1. Research your client.
If you’ve never worked with a client before, take the time to do research and find out who you’re dealing with. Google their name, ask your contacts if they know anything about your new prospect, and see if there are any complaints against them on sites like the Better Business Bureau.
“Most non-payments can be prevented or severely minimized by screening the customers in advance,” said Jocelyn R. Nager, president of Frank, Frank, Goldstein & Nager, a professional legal corporation. “Thanks to all information available on the internet, especially the court records, notice of liens and more, most often you can run a risk assessment on your own … and the possibility of non-payment should be reflective of your tolerance for risk.” [Looking for a collections agency? Read our recommendations and reviews on our Best Picks page.]
2. Have a contract.
No matter if it’s your best friend or one of the most respected business leaders in your industry, always have a written contract in place. The contract should address these legal concerns:
Payment schedule: e.g., 40 percent deposit, 40 percent milestone payment and 20 percent on completion
Terms: e.g., payment either 30, 60 or 90 days after the invoice is sent
Preferred payment method: e.g., checks, credit card or PayPal
Scope: the exact work you are expected to complete
Deadline: expected completion date
Late payment policy: amount charged if invoice is not paid on time
It’s essential to get all details in writing so you don’t face issues down the road. For instance, if your client is aware they owe fees for overdue expenses, they’ll be less likely to flake – and if they do, they’ll be forced to pay interest. But if you fail to set up a contract, nothing is guaranteed.

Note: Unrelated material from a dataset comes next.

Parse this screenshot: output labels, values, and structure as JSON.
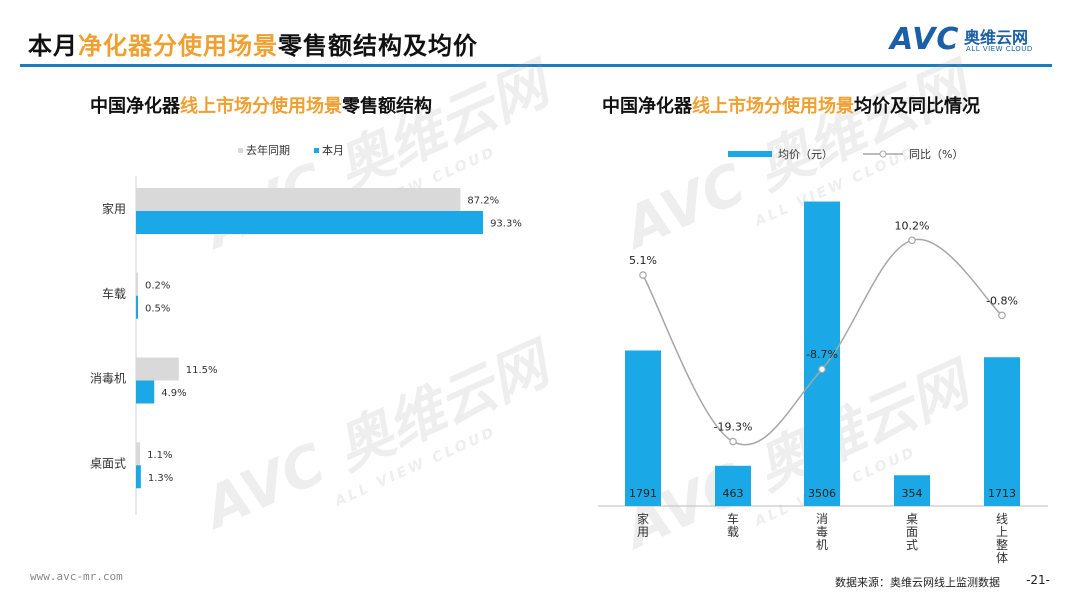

Don’t set yourself up for problems that can be easily avoided. You can find service contracts for free and online.
3. Ask for a deposit.
If you ask for a portion of the payment upfront, you’ll absorb some of the hit. Asking for a deposit or retainer is common for freelancers when negotiating with clients and will help cover the expenses or time that you already put into a project.
According to Tina Willis, owner of Tina Willis Law, the amount you should ask for depends largely on the industry. If workers in your position do not typically charge retainers, consider installment fees, which are paid as you complete certain parts of the job.
“That way, you are less likely to do way too much work before getting paid, or realizing that you are never going to be paid,” Willis said.